The problem is that Democrats stop listening at “repeal”, Republicans stop listening when they learn that part of “replace” is a tax on benefits, and the remaining technocratic middle sees less likelihood of bureaucratic disaster with ObamaCare.

So the target audience of supporters is reduced to deficit hawks. And there are not many of those with the true plumage.

And so the Center for Health and Economy has a problem. They had been working with Hatch not to “score” the proposal–their numbers are not their forecasts of what CBO will say–but rather to estimate what they think the plan would do. But it turns out that Hatch and company do not really want an estimate with numbers: rather than say “OK, the benefits exclusion will end not at 65% but 75% and grow not at CPI+1% but CPI+1.5%”, they move away from quantitative descriptions entirely. It is as if the Republican senators want the facade of an analysis, but not the analysis itself.

And that puts the CHE in a very difficult position. They want to provide serious analytical support to substance-oriented Republican technocrats. But how?

And so the technocratic dialogue, such as it is, goes backward. We get, instead, Cathy McMorris Rodgers’s response to the State of the Union, and the extremely puzzling anecdote of Bette in Spokane.

And so Tim F., apropos of Bette in Spokane’s unwillingness to shop on the ObamaCare website, says:

http://www.balloon-juice.com/2014/01/31/a-very-short-lived-revolution/: “38% say they are more likely to pay the fine the government will assess most Americans who lack health insurance.” That 38 percent generally approximates the conservative fringe of America, you know, the ones who clung to George W. Bush to the bitter end, the ones who believe Obama was born in Kenya, the ones sickened by America’92s creeping communism.

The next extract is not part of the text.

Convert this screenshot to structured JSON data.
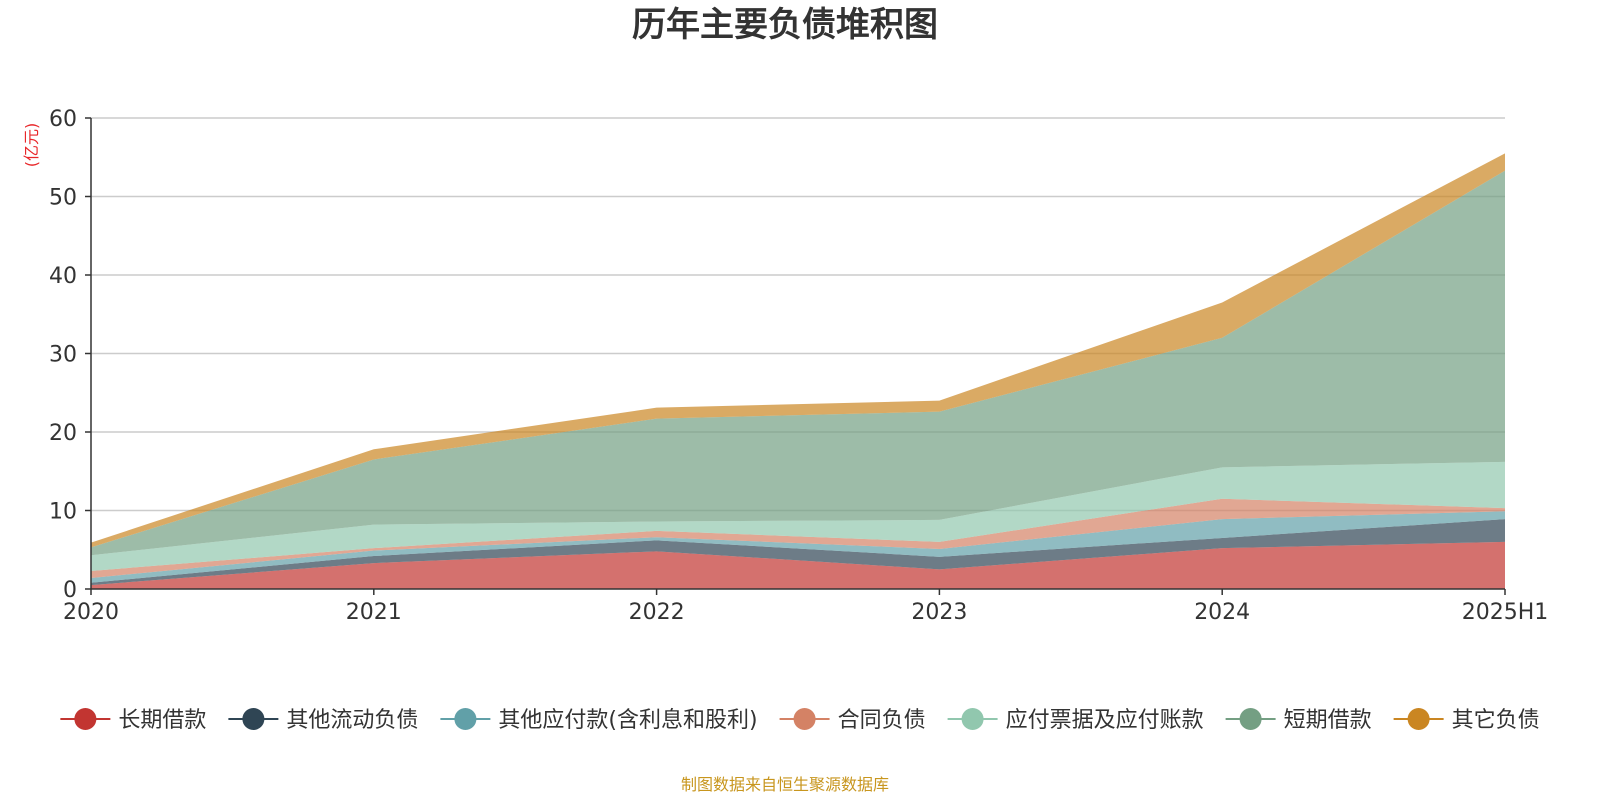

There are probably a handful in that 38 percent who are choosing to pay the fine for non-ideological reasons. But there are many more who are doing so to spite the president. Because, you see, placing yourself at risk of financial ruin, severe disability, or even death is totally worth it in pursuit of undermining the communist plot hatched at the Heritage Foundation. It’s like eating crappy, unhealthy fast food in order to spite liberals. Or refusing to exercise because Michelle Obama…. Living without insurance will wear a person down. Nobody wants to hope and pray that you make it through each day without a surprise that leaves you bankrupt and homeless (pdf). Some people really will go all the way for Glenn Beck. Thankfully most, even the dumb angry ones, have better things to do…

My view: if Burr-Coburn-Hatch want to actually participate in a technocratic dialogue, they need to stop R&ring and start proposing sensible amendments to ObamaCare. They’ve been R&Ring. How’s that working for them. And CHE needs to stop trying to provide technocratic analytical support for politicians who do not want it, and to focus on proposing and analyzing what it thinks are sensible amendments to ObamaCare.